Une salariée de Leroy Merlin, licenciée après la découverte d'un vol de 550 € dans sa caisse, a obtenu gain de cause devant les prud'hommes. L'enseigne a été condamnée à lui verser 10 001 € de dommages et intérêts pour licenciement sans cause réelle et sérieuse. Cette décision, rendue par le conseil de prud'hommes, marque un revers pour le géant du bricolage, qui avait invoqué une faute grave pour justifier le licenciement.

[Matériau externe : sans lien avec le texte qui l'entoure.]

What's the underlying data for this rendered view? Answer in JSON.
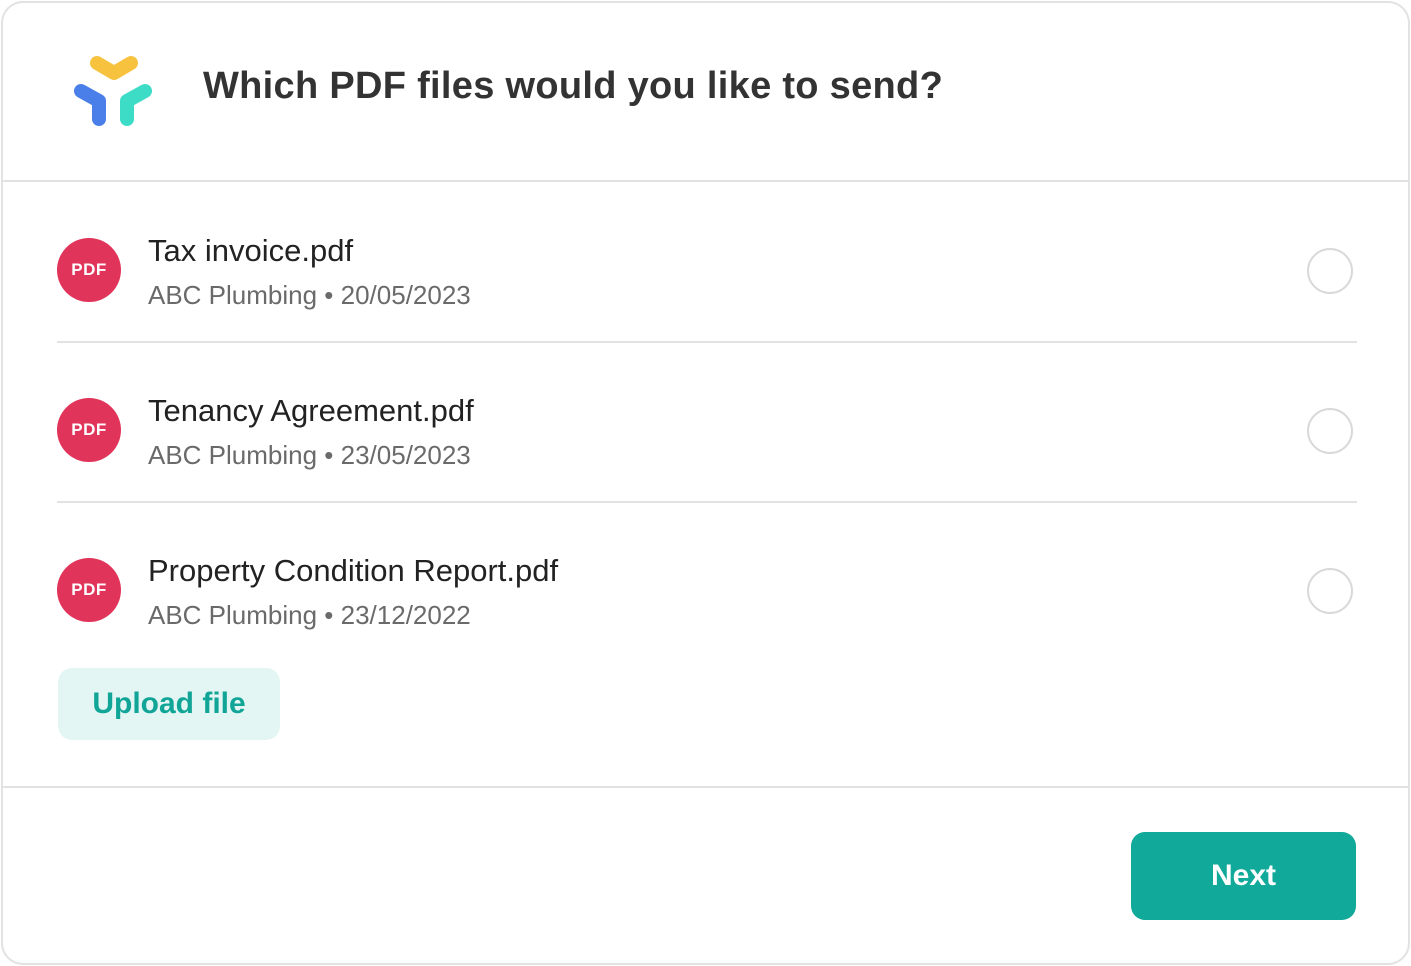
{
  "header": {
    "logo_icon": "app-logo-icon",
    "title": "Which PDF files would you like to send?"
  },
  "files": [
    {
      "badge": "PDF",
      "name": "Tax invoice.pdf",
      "meta": "ABC Plumbing • 20/05/2023",
      "selected": false
    },
    {
      "badge": "PDF",
      "name": "Tenancy Agreement.pdf",
      "meta": "ABC Plumbing • 23/05/2023",
      "selected": false
    },
    {
      "badge": "PDF",
      "name": "Property Condition Report.pdf",
      "meta": "ABC Plumbing • 23/12/2022",
      "selected": false
    }
  ],
  "actions": {
    "upload_label": "Upload file",
    "next_label": "Next"
  },
  "colors": {
    "pdf_badge": "#e1345a",
    "accent": "#10a99a",
    "upload_bg": "#e3f6f4",
    "logo_yellow": "#f7c23e",
    "logo_blue": "#4a7ee8",
    "logo_teal": "#3ddcc7"
  }
}
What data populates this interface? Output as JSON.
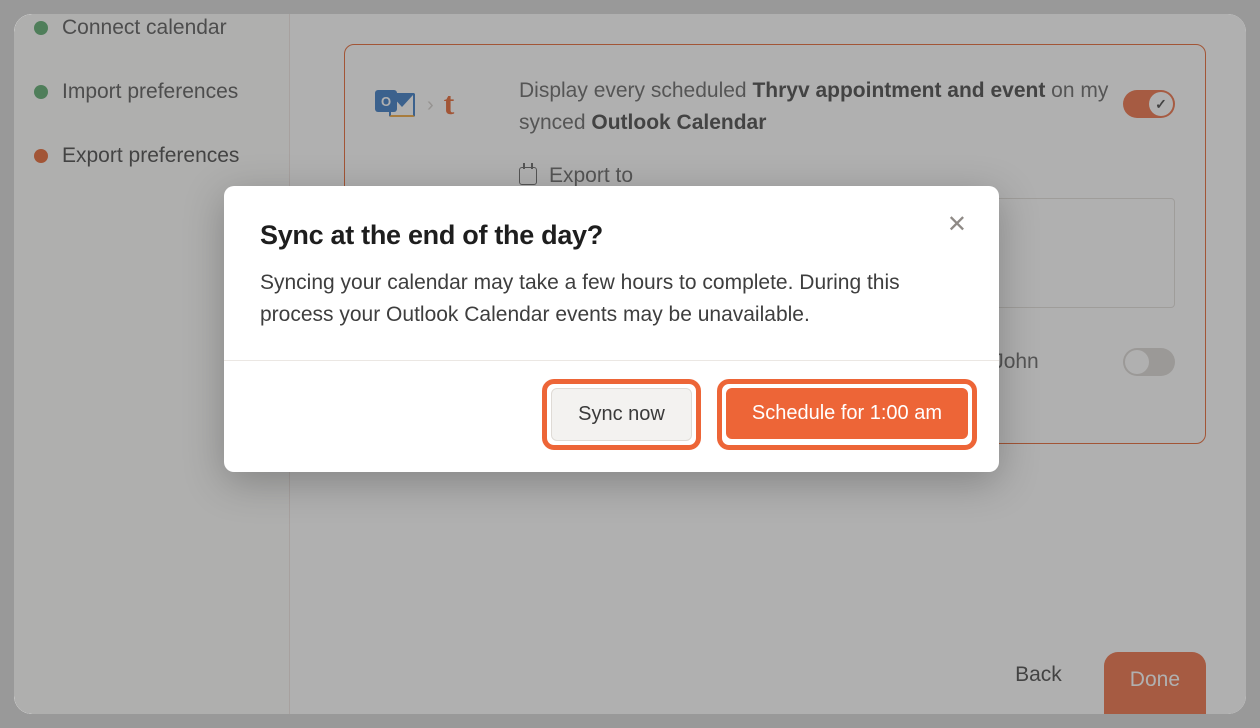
{
  "sidebar": {
    "steps": [
      {
        "label": "Connect calendar",
        "state": "done"
      },
      {
        "label": "Import preferences",
        "state": "done"
      },
      {
        "label": "Export preferences",
        "state": "active"
      }
    ]
  },
  "card": {
    "desc_prefix": "Display every scheduled ",
    "desc_bold1": "Thryv appointment and event",
    "desc_mid": " on my synced ",
    "desc_bold2": "Outlook Calendar",
    "export_to_label": "Export to",
    "toggle1_on": true,
    "second_option_text_suffix": "ar (e.g., John",
    "toggle2_on": false
  },
  "footer": {
    "back_label": "Back",
    "done_label": "Done"
  },
  "modal": {
    "title": "Sync at the end of the day?",
    "body": "Syncing your calendar may take a few hours to complete. During this process your Outlook Calendar events may be unavailable.",
    "sync_now_label": "Sync now",
    "schedule_label": "Schedule for 1:00 am"
  },
  "icons": {
    "outlook_letter": "O",
    "arrow": "›",
    "thryv": "t"
  }
}
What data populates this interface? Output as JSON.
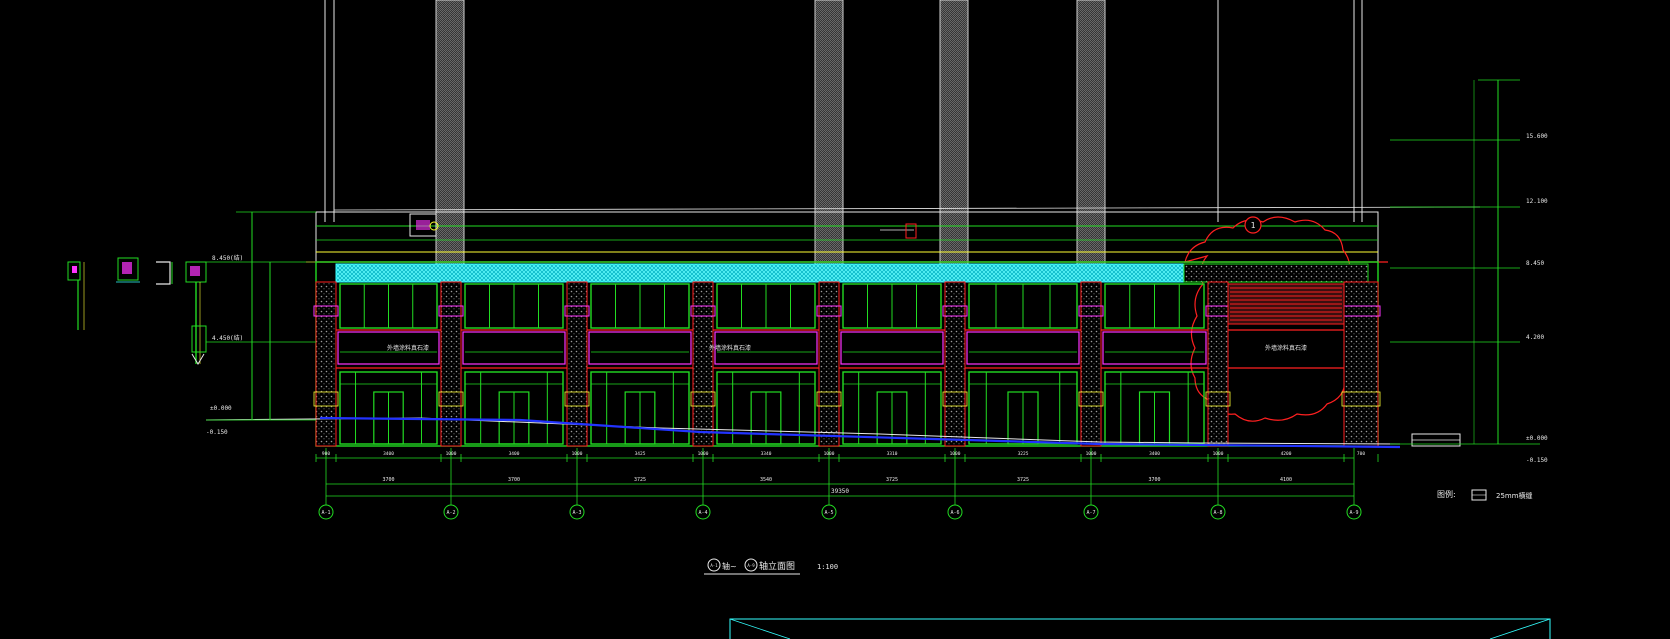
{
  "drawing": {
    "title": "轴立面图",
    "title_prefix_from": "A-1",
    "title_prefix_axis": "轴~",
    "title_prefix_to": "A-9",
    "scale": "1:100",
    "legend_label": "图例:",
    "legend_text": "25mm横缝",
    "total_dim": "39350"
  },
  "axes": [
    "A-1",
    "A-2",
    "A-3",
    "A-4",
    "A-5",
    "A-6",
    "A-7",
    "A-8",
    "A-9"
  ],
  "bay_dims": [
    "3700",
    "3700",
    "3725",
    "3540",
    "3725",
    "3725",
    "3700",
    "4100"
  ],
  "sub_dims": [
    "900",
    "3400",
    "1000",
    "3400",
    "1000",
    "3425",
    "1000",
    "3340",
    "1000",
    "3310",
    "1000",
    "3225",
    "1000",
    "3400",
    "1000",
    "4200",
    "700"
  ],
  "elev_left": [
    "8.450(结)",
    "4.450(结)",
    "±0.000",
    "-0.150"
  ],
  "elev_right": [
    "15.600",
    "12.100",
    "8.450",
    "4.200",
    "±0.000",
    "-0.150"
  ],
  "facade_labels": [
    "外墙涂料真石漆",
    "外墙涂料真石漆",
    "外墙涂料真石漆"
  ],
  "revision_mark": "1",
  "colors": {
    "background": "#000000",
    "green": "#22dd22",
    "red": "#ff2020",
    "magenta": "#ff33ff",
    "cyan": "#33ffff",
    "yellow": "#ffff33",
    "white": "#e8e8e8",
    "blue": "#2233ff"
  }
}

Les faits : un vol de 550 € dans une caisse
L'affaire remonte à plusieurs mois. La salariée, employée dans un magasin Leroy Merlin, a été surprise par la direction alors qu'un vol de 550 € avait été commis dans sa caisse. Selon la version de l'entreprise, la caissière aurait été impliquée dans ce vol, ce qui a conduit à son licenciement pour faute grave. La direction a estimé que la confiance était rompue et a engagé une procédure disciplinaire.

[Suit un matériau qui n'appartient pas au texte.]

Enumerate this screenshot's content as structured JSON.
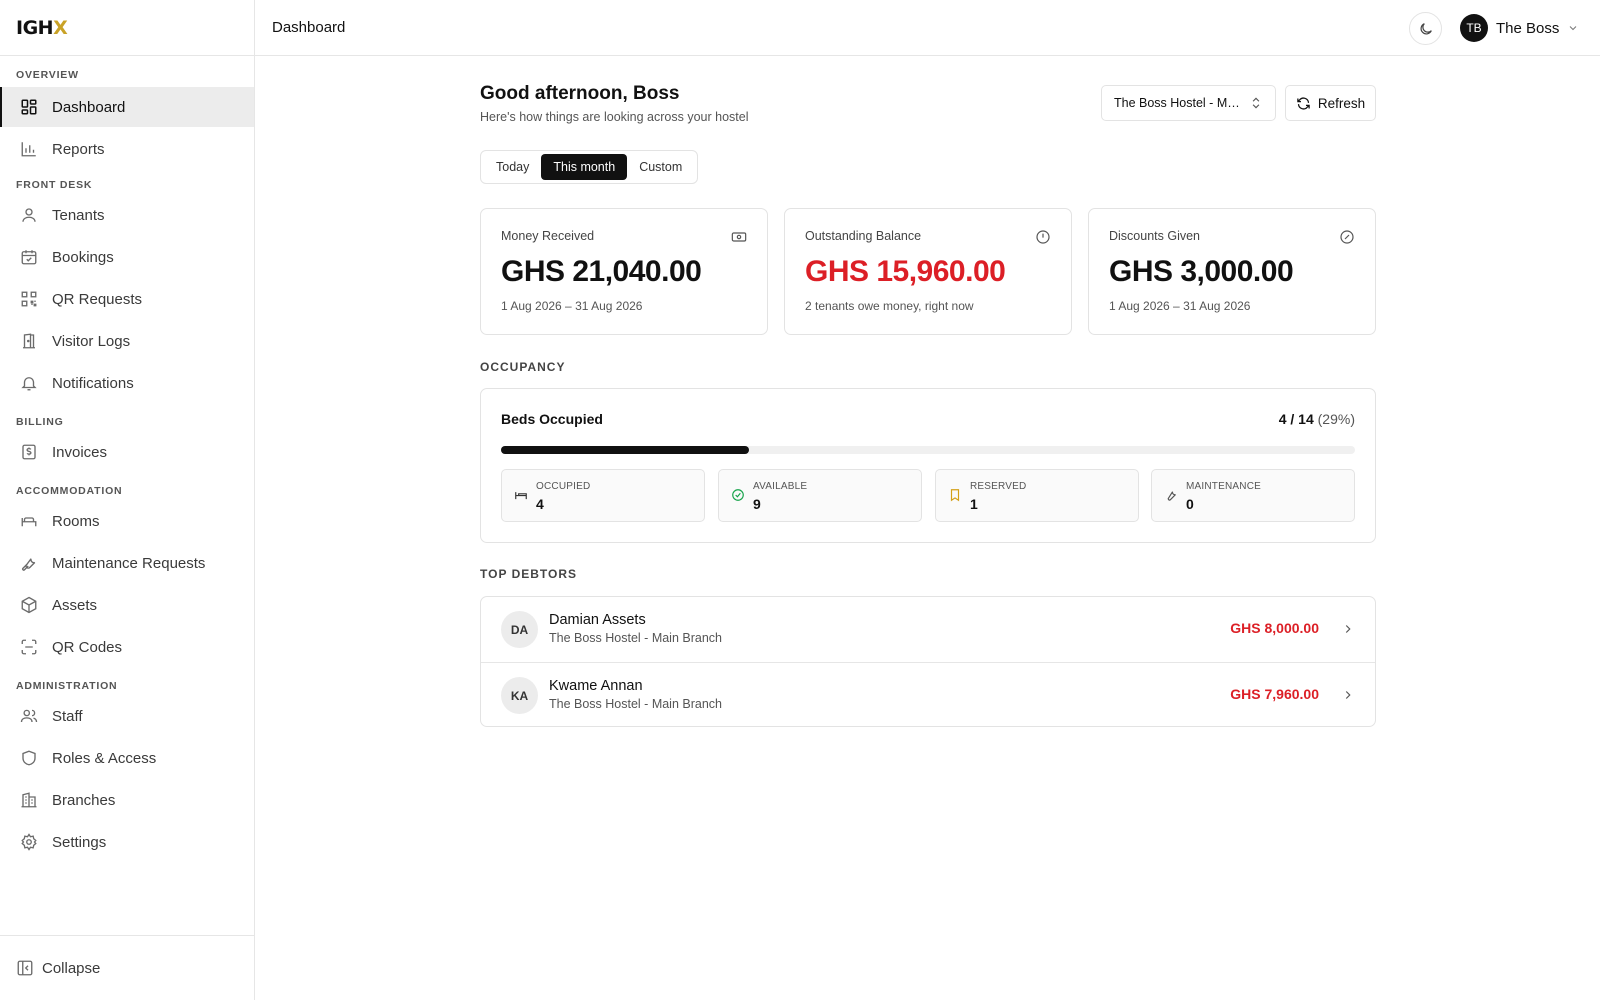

La salariée, de son côté, a toujours contesté les faits. Elle a affirmé n'avoir aucun lien avec ce vol et a dénoncé une procédure abusive. Soutenue par ses représentants syndicaux, elle a décidé de saisir le conseil de prud'hommes pour contester son licenciement et demander réparation.
La décision des prud'hommes : un licenciement sans cause réelle et sérieuse
Après examen des pièces du dossier, les juges prud'homaux ont donné raison à la salariée. Ils ont estimé que le licenciement était sans cause réelle et sérieuse, faute de preuves suffisantes de son implication dans le vol. Le conseil a également relevé des irrégularités dans la procédure disciplinaire, notamment un manque de loyauté dans l'enquête interne.
En conséquence, Leroy Merlin a été condamnée à verser 10 001 € de dommages et intérêts à son ancienne employée. Cette somme vise à réparer le préjudice moral et financier subi par la salariée, qui s'est retrouvée sans emploi du jour au lendemain.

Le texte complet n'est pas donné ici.